Where the Wilson lower bound is wrong

It is a tool, not a truth, and it has at least four limits worth naming.

It assumes the trials are independent. Two judges in a row both picking Claude after Claude wrote a particularly persuasive answer is not quite the independent Bernoulli setup the formula assumes. In practice the correlation is mild for LLM-as-judge work because the panel composition rotates, but it's there.

It ignores the judge's bias. The formula tells you how confident you can be in the rate of picks, but not whether the picks themselves reflect quality. If the judge consistently prefers longer answers, the lower bound is rigorously computing how often the judge prefers this model's longer answers — which is a real number, just not the one a naïve reader thinks they're getting. The methodology page names this bias explicitly so a reader citing the number can't claim they didn't know.

It rewards consistency over peak. Two models with the same lower bound can have very different score distributions. A model that always lands in the 75–80% zone can outrank one that lands between 60% and 99% with the same long-run average. For most "which model should I default to" questions this is the right behaviour — defaults should be reliable, not heroic. For "which model has the highest ceiling," the lower bound is the wrong tool and you should look at raw rates with their intervals shown.
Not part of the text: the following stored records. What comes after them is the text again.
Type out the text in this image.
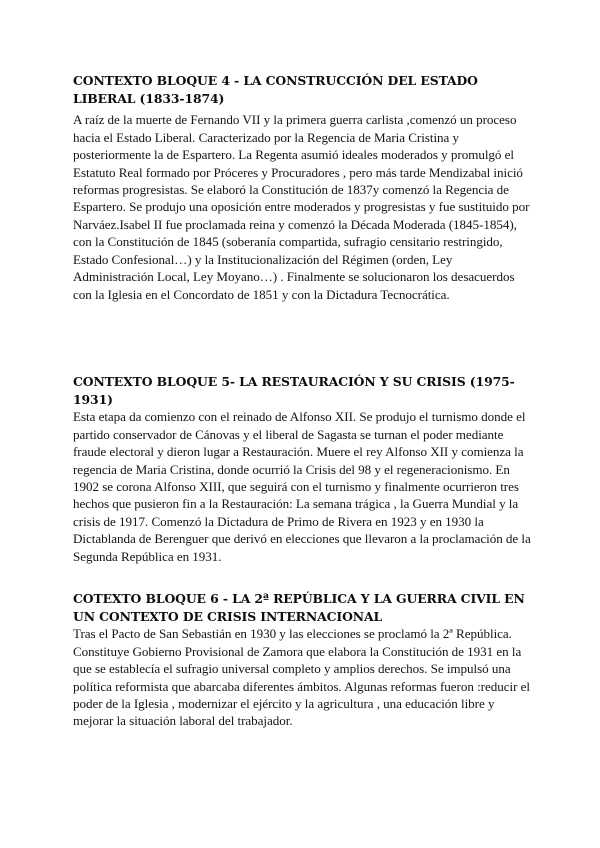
CONTEXTO BLOQUE 4 - LA CONSTRUCCIÓN DEL ESTADO LIBERAL (1833-1874)

A raíz de la muerte de Fernando VII y la primera guerra carlista ,comenzó un proceso hacia el Estado Liberal. Caracterizado por la Regencia de Maria Cristina y posteriormente la de Espartero. La Regenta asumió ideales moderados y promulgó el Estatuto Real formado por Próceres y Procuradores , pero más tarde Mendizabal inició reformas progresistas. Se elaboró la Constitución de 1837y comenzó la Regencia de Espartero. Se produjo una oposición entre moderados y progresistas y fue sustituido por Narváez.Isabel II fue proclamada reina y comenzó la Década Moderada (1845-1854), con la Constitución de 1845 (soberanía compartida, sufragio censitario restringido, Estado Confesional…) y la Institucionalización del Régimen (orden, Ley Administración Local, Ley Moyano…) . Finalmente se solucionaron los desacuerdos con la Iglesia en el Concordato de 1851 y con la Dictadura Tecnocrática.

CONTEXTO BLOQUE 5- LA RESTAURACIÓN Y SU CRISIS (1975-1931)

Esta etapa da comienzo con el reinado de Alfonso XII. Se produjo el turnismo donde el partido conservador de Cánovas y el liberal de Sagasta se turnan el poder mediante fraude electoral y dieron lugar a Restauración. Muere el rey Alfonso XII y comienza la regencia de Maria Cristina, donde ocurrió la Crisis del 98 y el regeneracionismo. En 1902 se corona Alfonso XIII, que seguirá con el turnismo y finalmente ocurrieron tres hechos que pusieron fin a la Restauración: La semana trágica , la Guerra Mundial y la crisis de 1917. Comenzó la Dictadura de Primo de Rivera en 1923 y en 1930 la Dictablanda de Berenguer que derivó en elecciones que llevaron a la proclamación de la Segunda República en 1931.

COTEXTO BLOQUE 6 - LA 2ª REPÚBLICA Y LA GUERRA CIVIL EN UN CONTEXTO DE CRISIS INTERNACIONAL

Tras el Pacto de San Sebastián en 1930 y las elecciones se proclamó la 2ª República. Constituye Gobierno Provisional de Zamora que elabora la Constitución de 1931 en la que se establecía el sufragio universal completo y amplios derechos. Se impulsó una política reformista que abarcaba diferentes ámbitos. Algunas reformas fueron :reducir el poder de la Iglesia , modernizar el ejército y la agricultura , una educación libre y mejorar la situación laboral del trabajador.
It can be gamed by sample-size manipulation. If you control which questions go to which models, you can keep a favored model's n small until its early-luck k produces a Wilson lower bound that looks defensible. Polymind avoids this by computing n from panel appearances — the user picks the panel, not the ranking function — but any system where the operator chooses both is one to look at twice.

A heuristic to take to other leaderboards

Whenever you see a leaderboard ordered by win rate, accuracy, preference rate, or any other rate-of-success metric, look for the sample sizes. Then ask three questions.

1. Is the top of the list dominated by entries with order-of-magnitude fewer samples than the established ones? If yes, the leaderboard is sorted by raw rate and you should mentally re-sort.
2. Are the confidence intervals shown anywhere? If no, the leaderboard is making a claim it can't defend.
3. Does the leaderboard tell you, in prose, what statistic it sorts by? If no, assume raw rate and treat the rankings as anecdote.

A leaderboard that survives those three questions is doing the work. A leaderboard that doesn't is a screenshot.

If you want to verify the Polymind implementation against the formula, the full math and the precise constants live on the methodology page, and the JSON twin lets you pull the raw k, n, win_rate, and win_rate_lower and re-derive the rank order yourself. That is the point of publishing the lower bound: the ranking is a function the reader can independently check, not an opaque sort key.